Bien plus fondamentale est cependant la raison morale : celle du respect des droits de l’homme en tant que principes rationnels requérant une adhésion subjective immédiate et inconditionnelle par un pur sentiment moral. Ces principes sont de ce point de vue des impératifs catégoriques de droit qui doivent devenir inconditionnellement les mobiles de l’action politique dans tous les Etats légitimes du monde. Les droits de l’homme ne sont pas seulement des principes rationnels dont l’exécution est soumise à une contrainte juridique externe. Ce sont aussi et surtout des principes moralement obligatoires dont procède l’autorité des Etats de droits !
Or, la propension des dirigeants à violer les droits humains quand ils détiennent le pouvoir et à dénoncer ces violations à leur encontre quand ils le perdent, prouve que ces élites conçoivent les droits humains comme des impératifs hypothétiques. Dans ce rapport instrumental, l’attention sourcilleuse portée conditionnellement aux droits de l’homme démontre qu’ils ne sont pas une fin en soi.
Quoique les élites politiques conçoivent a priori le caractère détestable de la violation des droits humains, ces derniers ne deviennent pas pour autant des principes subjectivement contraignants c’est-à-dire des mobiles de l’action politique pour la plupart d’entre elles. Et cette indifférence subjective et affective est renforcée par la représentation selon laquelle les droits de l’homme demeurent des principes étrangers, en provenance de la culture politique et morale occidentale du XVIIIème siècle, imposés de surcroît par les anciennes puissances coloniales dans leurs propres intérêts. Elle est aussi confortée par une interprétation abusive de Machiavel pour justifier le crime en politique. Or comme Hannah Arendt le souligne dans Responsabilité et Jugement quand Machiavel disait dans Le Prince que « les gouvernants doivent apprendre comment ne pas faire le bien, il ne voulait pas dire qu’on devait leur apprendre comment être mauvais et méchants, mais tout simplement comment éviter ces penchants et agir selon des principes politiques et non religieux ou encore criminels ». La dévalorisation de ces principes universels considérés comme relatifs et la légitimation idéologique du crime obtenue au moyen de la déformation du sens des propos de Machiavel dans Le Prince s’ajoutent alors au problème moral de la transformation de principes rationnels objectifs en principes subjectifs de l’action personnelle ! Et l’on arrive ici au point focal du problème de la violation des droits humains par la plupart des pouvoirs africains postcoloniaux.
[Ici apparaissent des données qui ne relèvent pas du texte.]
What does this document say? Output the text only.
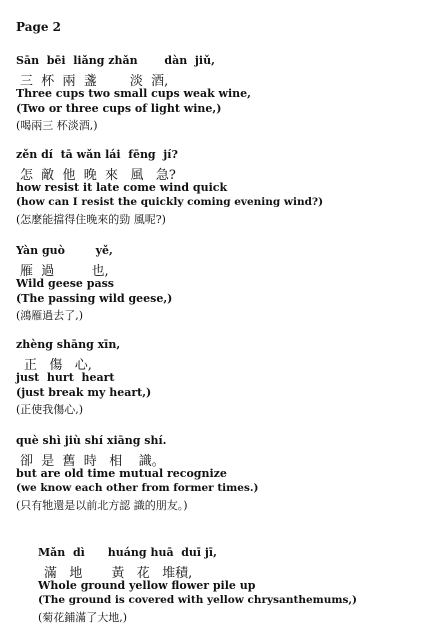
Page 2
Sān  bēi  liǎng zhǎn       dàn  jiǔ,
三  杯  兩  盞        淡  酒,
Three cups two small cups weak wine,
(Two or three cups of light wine,)
(喝兩三 杯淡酒,)
zěn dí  tā wǎn lái  fēng  jí?
怎  敵  他  晚  來   風   急?
how resist it late come wind quick
(how can I resist the quickly coming evening wind?)
(怎麼能擋得住晚來的勁 風呢?)
Yàn guò        yě,
雁  過         也,
Wild geese pass
(The passing wild geese,)
(鴻雁過去了,)
zhèng shāng xīn,
正   傷   心,
just  hurt  heart
(just break my heart,)
(正使我傷心,)
què shì jiù shí xiāng shí.
卻  是  舊  時   相    識。
but are old time mutual recognize
(we know each other from former times.)
(只有牠還是以前北方認 識的朋友。)
Mǎn  dì      huáng huā  duī jī,
滿   地       黃   花   堆積,
Whole ground yellow flower pile up
(The ground is covered with yellow chrysanthemums,)
(菊花鋪滿了大地,)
Au-delà de la sanction judiciaire l’efficience des droits de l’homme repose leur capacité à être ressentis comme subjectivement contraignants par les pouvoirs locaux sans aucune contrainte externe. Leur mise en œuvre dépend de l’adhésion subjective inconditionnelle que constitue le respect. Au sens proprement éthique du terme, le respect ne s’adresse qu’à des principes rationnels et signifie un consentement en esprit à une règle a priori que l’on adopte alors délibérément comme une maxime de l’action personnelle quotidienne. On peut alors déduire que les droits humains ne sont pas régulièrement violés dans les Etats africains en raison de l’inefficacité des sanctions judiciaires. Ils le sont parce que ces droits n’y sont pas respectés. Et ce défaut de respect provient de la crise du sentiment moral qui résulte en partie de la rupture des chartes traditionnelles provoquées par l’entrée brutale dans une modernité dont les normes morales et juridiques n’ont pas été pleinement intégrées ou sont rejetées comme étrangères au sol africain.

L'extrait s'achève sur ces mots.